The case against abortion of incest pregnancies is even stronger. Studies show that incest victims rarely ever voluntarily agree to an abortion.4 Instead of viewing the pregnancy as unwanted, the incest victim is more likely to see the pregnancy as a way out of the incestuous relationship because the birth of her child will expose the sexual activity. She is also likely to see in her pregnancy the hope of bearing a child with whom she can establish a true loving relationship, one far different than the exploitive relationship in which she has been trapped.

But while the incest victim may treasure her pregnancy because it offers her hope of release, and the hope of finding a nurturing love, her pregnancy is a threat to the exploiter. It is also a threat to the pathological secrecy which may envelop other members of the family who are afraid to acknowledge that the abuse is occurring. Because of this dual threat, the victim may be coerced into an unwanted abortion by both the abuser and other family members.

For example, Edith Young, a 12-year-old victim of incest impregnated by her stepfather, writes twenty-five years after the abortion of her child: “Throughout the years I have been depressed, suicidal, furious, outraged, lonely, and have felt a sense of loss… The abortion which was to ‘be in my best interest’ just has not been. As far as I can tell, it only ‘saved their reputations,’ ‘solved their problems,’ and ‘allowed their lives to go merrily on.’… My daughter, how I miss her so. I miss her regardless of the reason for her conception.”

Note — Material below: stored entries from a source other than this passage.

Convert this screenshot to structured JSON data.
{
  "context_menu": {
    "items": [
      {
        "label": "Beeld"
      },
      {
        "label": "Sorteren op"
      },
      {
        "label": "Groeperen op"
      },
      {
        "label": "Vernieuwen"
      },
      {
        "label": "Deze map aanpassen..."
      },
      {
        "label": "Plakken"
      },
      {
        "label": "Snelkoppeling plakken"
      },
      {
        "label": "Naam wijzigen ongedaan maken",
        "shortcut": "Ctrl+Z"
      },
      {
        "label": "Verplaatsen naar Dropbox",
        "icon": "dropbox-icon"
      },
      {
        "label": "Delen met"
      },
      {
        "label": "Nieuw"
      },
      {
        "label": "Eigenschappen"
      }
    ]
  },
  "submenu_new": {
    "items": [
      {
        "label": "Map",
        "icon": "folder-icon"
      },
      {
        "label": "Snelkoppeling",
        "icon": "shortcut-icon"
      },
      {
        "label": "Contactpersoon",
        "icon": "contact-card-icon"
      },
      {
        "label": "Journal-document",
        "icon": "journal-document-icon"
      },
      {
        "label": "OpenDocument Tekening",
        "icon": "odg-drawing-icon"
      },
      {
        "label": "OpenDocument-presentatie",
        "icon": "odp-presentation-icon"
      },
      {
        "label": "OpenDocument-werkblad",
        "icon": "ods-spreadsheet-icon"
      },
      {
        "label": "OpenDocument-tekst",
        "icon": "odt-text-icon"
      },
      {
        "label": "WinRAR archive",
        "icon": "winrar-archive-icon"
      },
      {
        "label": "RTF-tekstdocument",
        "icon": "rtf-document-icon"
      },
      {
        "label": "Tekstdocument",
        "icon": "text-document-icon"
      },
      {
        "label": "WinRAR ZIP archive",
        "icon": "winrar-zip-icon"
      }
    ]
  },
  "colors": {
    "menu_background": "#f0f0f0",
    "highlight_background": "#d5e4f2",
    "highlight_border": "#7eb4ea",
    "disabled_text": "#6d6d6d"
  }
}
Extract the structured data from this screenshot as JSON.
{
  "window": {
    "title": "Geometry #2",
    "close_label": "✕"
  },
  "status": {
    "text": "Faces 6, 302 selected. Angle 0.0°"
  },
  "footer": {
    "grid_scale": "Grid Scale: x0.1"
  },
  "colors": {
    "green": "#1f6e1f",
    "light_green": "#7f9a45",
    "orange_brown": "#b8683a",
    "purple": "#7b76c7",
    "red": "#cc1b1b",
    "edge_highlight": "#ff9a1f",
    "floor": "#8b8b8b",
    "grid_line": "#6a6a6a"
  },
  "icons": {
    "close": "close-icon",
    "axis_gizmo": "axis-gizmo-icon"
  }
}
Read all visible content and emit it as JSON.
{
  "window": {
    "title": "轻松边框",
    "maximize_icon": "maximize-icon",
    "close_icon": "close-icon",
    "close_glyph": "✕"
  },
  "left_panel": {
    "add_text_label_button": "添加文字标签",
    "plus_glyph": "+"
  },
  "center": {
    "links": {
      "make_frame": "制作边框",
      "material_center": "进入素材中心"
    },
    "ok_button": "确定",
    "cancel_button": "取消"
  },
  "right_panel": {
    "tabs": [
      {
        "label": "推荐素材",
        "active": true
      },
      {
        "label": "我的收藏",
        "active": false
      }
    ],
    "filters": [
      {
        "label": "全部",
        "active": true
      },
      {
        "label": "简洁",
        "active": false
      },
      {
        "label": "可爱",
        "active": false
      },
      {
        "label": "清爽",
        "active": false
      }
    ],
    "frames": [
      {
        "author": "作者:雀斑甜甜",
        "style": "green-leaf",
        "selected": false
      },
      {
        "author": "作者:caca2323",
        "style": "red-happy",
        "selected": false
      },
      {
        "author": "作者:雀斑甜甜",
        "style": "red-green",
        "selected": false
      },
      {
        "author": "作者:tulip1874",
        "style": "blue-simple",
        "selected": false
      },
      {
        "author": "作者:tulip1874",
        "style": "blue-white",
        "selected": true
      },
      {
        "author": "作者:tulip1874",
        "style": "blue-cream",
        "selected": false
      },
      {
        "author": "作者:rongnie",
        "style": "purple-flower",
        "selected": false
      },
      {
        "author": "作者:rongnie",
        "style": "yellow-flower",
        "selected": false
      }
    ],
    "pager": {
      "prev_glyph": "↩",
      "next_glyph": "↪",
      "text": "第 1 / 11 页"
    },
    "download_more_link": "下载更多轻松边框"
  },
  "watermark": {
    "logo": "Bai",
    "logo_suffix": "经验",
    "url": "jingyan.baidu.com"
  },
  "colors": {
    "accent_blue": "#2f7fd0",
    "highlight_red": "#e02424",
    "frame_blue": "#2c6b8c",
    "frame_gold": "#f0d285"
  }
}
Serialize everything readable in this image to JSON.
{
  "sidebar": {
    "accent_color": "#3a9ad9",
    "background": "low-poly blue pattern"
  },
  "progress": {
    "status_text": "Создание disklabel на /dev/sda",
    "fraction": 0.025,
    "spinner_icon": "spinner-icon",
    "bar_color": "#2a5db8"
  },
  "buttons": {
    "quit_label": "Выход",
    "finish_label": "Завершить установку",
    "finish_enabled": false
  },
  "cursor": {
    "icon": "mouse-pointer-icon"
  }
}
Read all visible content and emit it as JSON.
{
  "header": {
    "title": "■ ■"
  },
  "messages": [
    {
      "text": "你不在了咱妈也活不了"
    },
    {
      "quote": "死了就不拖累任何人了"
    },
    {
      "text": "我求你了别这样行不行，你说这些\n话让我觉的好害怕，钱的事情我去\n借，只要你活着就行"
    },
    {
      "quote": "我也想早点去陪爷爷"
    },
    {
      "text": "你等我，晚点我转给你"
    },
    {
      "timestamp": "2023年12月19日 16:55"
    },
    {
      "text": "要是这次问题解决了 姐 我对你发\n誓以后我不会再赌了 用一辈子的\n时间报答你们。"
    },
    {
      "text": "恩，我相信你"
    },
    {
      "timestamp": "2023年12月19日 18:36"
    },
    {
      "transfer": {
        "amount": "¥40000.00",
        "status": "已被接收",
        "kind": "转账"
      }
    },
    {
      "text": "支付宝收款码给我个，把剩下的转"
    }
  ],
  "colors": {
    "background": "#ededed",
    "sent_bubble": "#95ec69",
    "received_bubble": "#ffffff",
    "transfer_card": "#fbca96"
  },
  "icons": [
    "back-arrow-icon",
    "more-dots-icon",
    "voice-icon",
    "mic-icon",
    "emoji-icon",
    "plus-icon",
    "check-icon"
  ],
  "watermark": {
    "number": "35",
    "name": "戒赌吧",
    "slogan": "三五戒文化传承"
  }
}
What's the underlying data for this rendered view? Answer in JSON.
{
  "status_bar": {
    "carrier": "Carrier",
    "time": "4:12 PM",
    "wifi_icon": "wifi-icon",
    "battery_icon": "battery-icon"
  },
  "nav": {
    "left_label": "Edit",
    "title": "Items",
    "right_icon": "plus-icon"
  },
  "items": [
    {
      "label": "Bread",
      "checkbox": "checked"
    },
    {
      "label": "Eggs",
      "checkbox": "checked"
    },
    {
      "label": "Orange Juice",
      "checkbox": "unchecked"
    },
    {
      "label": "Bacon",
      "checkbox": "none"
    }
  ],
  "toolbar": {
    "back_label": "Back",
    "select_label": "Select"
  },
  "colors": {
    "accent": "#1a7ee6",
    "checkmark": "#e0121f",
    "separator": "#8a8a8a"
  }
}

Abortion providers who ignore this evidence, and neglect to interview minors presented for abortion for signs of coercion or incest, are actually contributing to the young girl’s victimization. They are not only robbing the victim of her child, they are concealing a crime, abetting a perpetrator, and handing the victim back to her abuser so that the exploitation can continue.

Finally, we must recognize that the children conceived through sexual assault also have a voice which deserves to be heard. Julie Makimaa, conceived by an act of rape, works diligently against the perception that abortion is acceptable or even necessary in cases of sexual assault. While sympathetic to the suffering her mother endured at the hands of her attacker, Julie is also rightfully proud of her mother’s courage and generosity. Regarding her own view of her origin, Julie proclaims: “It doesn’t matter how I began. What matters is who I will become.”

That’s a slogan we can all live with.

–By David C. Reardon, Ph.D.

References

1. Mahkorn, “Pregnancy and Sexual Assault,” The Psychological Aspects of Abortion, eds. Mall & Watts, (Washington, D.C., University Publications of America, 1979) 55-69.

2. Francke, The Ambivalence of Abortion (New York: Random House, 1978) 84-95, 167.; Reardon, Aborted Women – Silent No More (Chicago: Loyola University Press, 1987), 51, 126.

3. Zakus, “Adolescent Abortion Option,” Social Work in Health Care, 12(4):87 (1987).

4. Maloof, “The Consequences of Incest: Giving and Taking Life” The Psychological Aspects of Abortion (eds. Mall & Watts, Washington, D.C., University Publications of America, 1979) 84-85.